How is heat energy transferred?

1 Answer
May 30, 2015

Heat is transferred by three means : Conduction, convection and lastly by means of radiation.

Conduction involves transfer of heat between adjacent particles as in a metallic strip. if one of the sides are heated, the constituent particles present their absorb heat and start supplying it to the adjacent particles. Soon, we find that the other end of the strip becomes hot. When finally the two ends attain the same temperature (they attain thermal equilibrium), heat transfer stops altogether.

It is noted that in conduction, there is no movement of particles from their mean positions. But, in case of fluids, when one side gets heated, the particles heat up and start moving faster, colliding with others and allowing colder particles to take up heat. This is the process of convection. This happens when we heat up a saucepan of water on a stove : The water at the bottom heats up and finally we find the entire water is boiling, not just the bottom part.

In the previous two means of heat transfer, we see that constituent particles are involved. A natural conclusion to draw from this is that for conduction and convection to happen, some material medium is present. But, we know that the universe is a free space (vacuum), then how does the sun's heat reach us, is a question that we still have left unanswered.

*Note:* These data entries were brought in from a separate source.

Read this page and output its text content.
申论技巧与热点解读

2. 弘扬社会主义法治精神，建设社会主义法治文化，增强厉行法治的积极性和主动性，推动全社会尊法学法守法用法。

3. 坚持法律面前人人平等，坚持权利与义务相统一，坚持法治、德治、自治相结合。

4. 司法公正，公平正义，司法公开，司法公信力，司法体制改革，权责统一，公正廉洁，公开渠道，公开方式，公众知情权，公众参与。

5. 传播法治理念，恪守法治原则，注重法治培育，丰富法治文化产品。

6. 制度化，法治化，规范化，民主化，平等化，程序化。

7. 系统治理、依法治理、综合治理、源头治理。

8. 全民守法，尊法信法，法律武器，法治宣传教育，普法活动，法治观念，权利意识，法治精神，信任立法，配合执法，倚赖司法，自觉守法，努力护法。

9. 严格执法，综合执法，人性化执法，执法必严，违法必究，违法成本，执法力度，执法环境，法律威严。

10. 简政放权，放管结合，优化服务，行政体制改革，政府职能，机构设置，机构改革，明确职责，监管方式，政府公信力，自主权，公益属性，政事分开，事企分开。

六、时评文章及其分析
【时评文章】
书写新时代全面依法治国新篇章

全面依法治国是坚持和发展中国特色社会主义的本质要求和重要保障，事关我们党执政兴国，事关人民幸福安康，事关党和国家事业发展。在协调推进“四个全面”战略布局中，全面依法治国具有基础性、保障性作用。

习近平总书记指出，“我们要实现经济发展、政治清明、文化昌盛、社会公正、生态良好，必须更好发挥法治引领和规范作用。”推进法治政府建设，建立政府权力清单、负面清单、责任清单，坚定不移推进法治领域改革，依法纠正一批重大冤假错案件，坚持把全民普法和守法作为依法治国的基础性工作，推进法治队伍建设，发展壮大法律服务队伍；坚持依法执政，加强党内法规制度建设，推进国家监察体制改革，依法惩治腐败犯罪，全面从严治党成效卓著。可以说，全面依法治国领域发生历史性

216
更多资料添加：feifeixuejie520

To explain this, we have to understand that the sun (and other stars as well) emit Electromagnetic radiation which are oscillating electric and magnetic fields propagating through space. They don't necessarily need a material medium. You might be familiar from your studies on electricity and magnetism that an electric field and a magnetic field store energy of energy densities #(epsilon""_0E^2)/2# and #B^2/(2mu""_0)# respectively . So, you've got your answer, radiation carries energy without the need of a material medium in form of electromagnetic fields. This is how, the sun's heat reaches us.